C’est une sorte de révolution de palais, un effet rajeunissement proche d’une cure de jouvence. L’actuel directeur général et président de la marque horlogère Zenith (LVMH), Jean-Frédéric Dufour, 45 ans, va être nommé à la direction générale de Rolex. La prestigieuse manufacture genevoise a confirmé ce changement dans un communiqué envoyé lundi en début de soirée. Il s’agit du quatrième directeur de la marque à la couronne depuis 2008.

«C’est absolument génial pour lui. Il prend place sur le trône de l’horlogerie suisse», s’est réjoui pour lui Jean-Claude Biver, président de la marque Hublot et directeur général de la division horlogère de LVMH (donc patron direct de l’intéressé). L’information était parue sur Business Montres . Un collaborateur haut placé du groupe l’avait ensuite corroborée au Temps. La date de la transmission de pouvoir reste à définir.

Tout est allé très vite, selon Jean-Claude Biver, mis lui-même au courant en fin de semaine dernière. Rolex a simplement indiqué prévoir une communication au moment opportun.

Jean-Frédéric Dufour était arrivé à la tête de Zenith, manufacture neuchâtelois basée au Locle, en 2009. Chez Rolex, le Genevois succédera à Gian Riccardo Marini (67 ans), homme du sérail, nommé en mai 2011. Ce dernier remplaçait Bruno Meier, qui n’avait occupé ce poste que durant deux ans. Pour Gian Riccardo Marini, les observateurs avaient alors parlé d’une solution de transition, avant que Rolex ne trouve son nouvel homme fort. Jean-Frédéric Dufour est ancien de Chopard, Blancpain ou encore Ulysse Nardin.

Pour les spécialistes, cette nomination est une réelle surprise, tant ils privilégiaient une solution interne pour l’entreprise qui emploie près de 10 000 personnes. Tout le monde donnait d’ailleurs gagnant Daniel Niedhart, directeur des filiales étrangères du groupe. Le terrain pourrait dès lors être quelque peu miné pour le nouveau directeur.

Rolex, marque ultra-connue mais pourtant si discrète, est aussi le numéro un mondial de l’horlogerie dans le classement par marques, basé sur la production de mouvements de montres mécaniques.
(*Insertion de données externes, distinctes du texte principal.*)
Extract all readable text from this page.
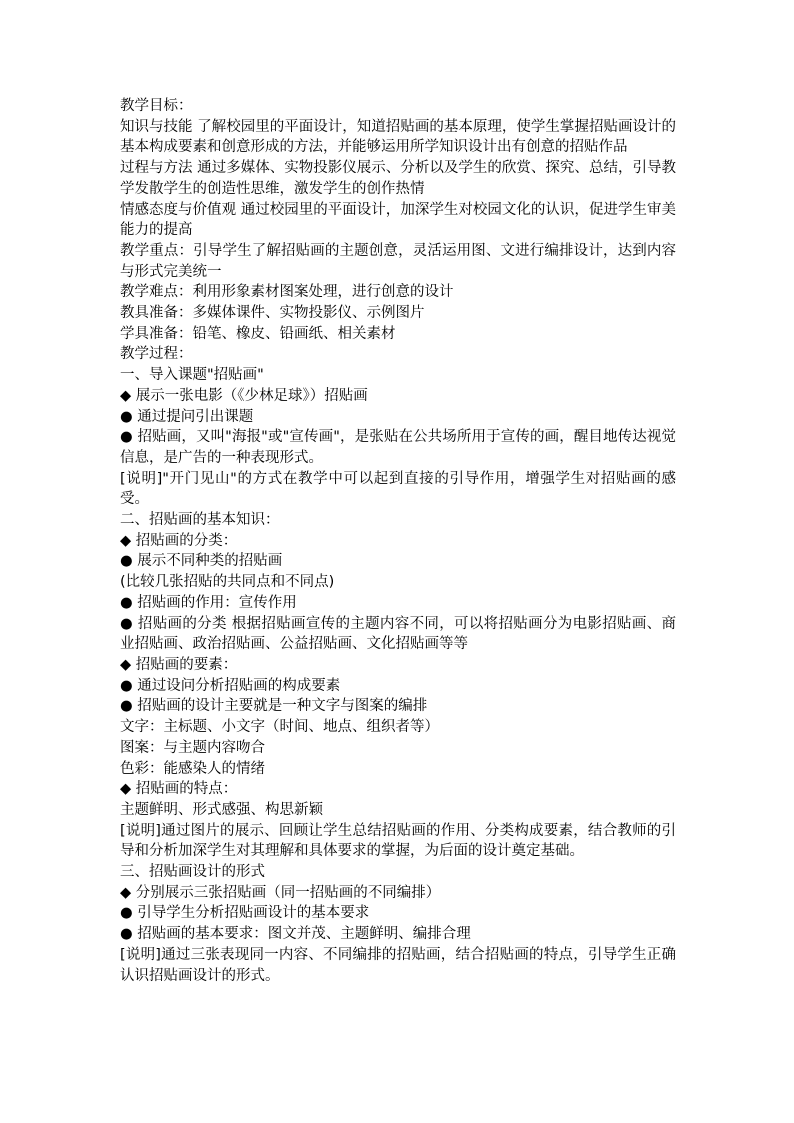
教学目标：

知识与技能 了解校园里的平面设计，知道招贴画的基本原理，使学生掌握招贴画设计的基本构成要素和创意形成的方法，并能够运用所学知识设计出有创意的招贴作品

过程与方法 通过多媒体、实物投影仪展示、分析以及学生的欣赏、探究、总结，引导教学发散学生的创造性思维，激发学生的创作热情

情感态度与价值观 通过校园里的平面设计，加深学生对校园文化的认识，促进学生审美能力的提高

教学重点：引导学生了解招贴画的主题创意，灵活运用图、文进行编排设计，达到内容与形式完美统一

教学难点：利用形象素材图案处理，进行创意的设计

教具准备：多媒体课件、实物投影仪、示例图片

学具准备：铅笔、橡皮、铅画纸、相关素材

教学过程：

一、导入课题"招贴画"

◆ 展示一张电影（《少林足球》）招贴画

● 通过提问引出课题

● 招贴画，又叫"海报"或"宣传画"，是张贴在公共场所用于宣传的画，醒目地传达视觉信息，是广告的一种表现形式。

[说明]"开门见山"的方式在教学中可以起到直接的引导作用，增强学生对招贴画的感受。

二、招贴画的基本知识：

◆ 招贴画的分类：

● 展示不同种类的招贴画

(比较几张招贴的共同点和不同点)

● 招贴画的作用：宣传作用

● 招贴画的分类 根据招贴画宣传的主题内容不同，可以将招贴画分为电影招贴画、商业招贴画、政治招贴画、公益招贴画、文化招贴画等等

◆ 招贴画的要素：

● 通过设问分析招贴画的构成要素

● 招贴画的设计主要就是一种文字与图案的编排

文字：主标题、小文字（时间、地点、组织者等）

图案：与主题内容吻合

色彩：能感染人的情绪

◆ 招贴画的特点：

主题鲜明、形式感强、构思新颖

[说明]通过图片的展示、回顾让学生总结招贴画的作用、分类构成要素，结合教师的引导和分析加深学生对其理解和具体要求的掌握，为后面的设计奠定基础。

三、招贴画设计的形式

◆ 分别展示三张招贴画（同一招贴画的不同编排）

● 引导学生分析招贴画设计的基本要求

● 招贴画的基本要求：图文并茂、主题鲜明、编排合理

[说明]通过三张表现同一内容、不同编排的招贴画，结合招贴画的特点，引导学生正确认识招贴画设计的形式。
Le Contrôle officiel suisse des chronomètres (COSC) a certifié en 2012 exactement 798 935 calibres de la manufacture genevoise. Une progression de 6,34% par rapport à l’exercice précédent, durant lequel la marque à la couronne avait connu une hausse de 23%.

De par sa retenue au niveau de la communication, la marque alimente elle-même une sorte de mythe autour d’elle. On ne connaît pas son chiffre d’affaires, secret économique aussi bien gardé, par exemple, que la recette du Coca-Cola. «Si je vous le dis, je devrai ensuite vous tuer», est une plaisanterie qui circule à ce propos au sein de l’entreprise. Les analystes se perdent d’ailleurs en conjectures et en estimations. D’aucuns parlent de 3 milliards de francs de ventes. D’autres évoquent même un chiffre de 5 milliards de francs (avec la filiale Tudor). C’est en tout cas un saut de géant que Jean-Frédéric Dufour s’apprête à effectuer, puisque les ventes de Zenith plafonneraient à un peu plus de 200 millions.

Fin 2012, le géant genevois avait inauguré la gigantesque extension de sa manufacture à Bienne (BE). Rolex parachevait ainsi son processus d’intégration industriel vertical, maîtrisant à l’interne tous les pans de la fabrication d’une montre Ces travaux avaient duré une quinzaine d’années. Pour y parvenir, Rolex, connu pour la qualité et la durabilité de ses produits, n’a pas rechigné à la dépense. La somme de 1 milliard de francs a été avancée par certains pour chiffrer l’investissement représenté par les trois chantiers menés sur Genève entre 1998 et fin 2006, et destinés à regrouper des activités dispersées au préalable sur près de 17 lieux différents dans le canton. Avec comme résultat, tout comme à Bienne, une rationalisation des flux, l’intégration de nouvelles technologies, des économies d’énergie et l’augmentation de la productivité.

En ce qui concerne la succession de Jean-Frédéric Dufour à la tête de Zenith, Jean-Claude Biver a déjà des idées très concrètes. Des annonces seront faites sous peu, assure-t-il. Fils et petit-fils d’industriels genevois, le désormais ancien patron de Zenith a réussi à redorer le blason de l’un des fleurons horlogers du pays. La conclusion la plus poétique émane pour l’heure du site Business Montres: «Comme dans les contes de fées, la marque à la couronne s’offre un prince charmant.»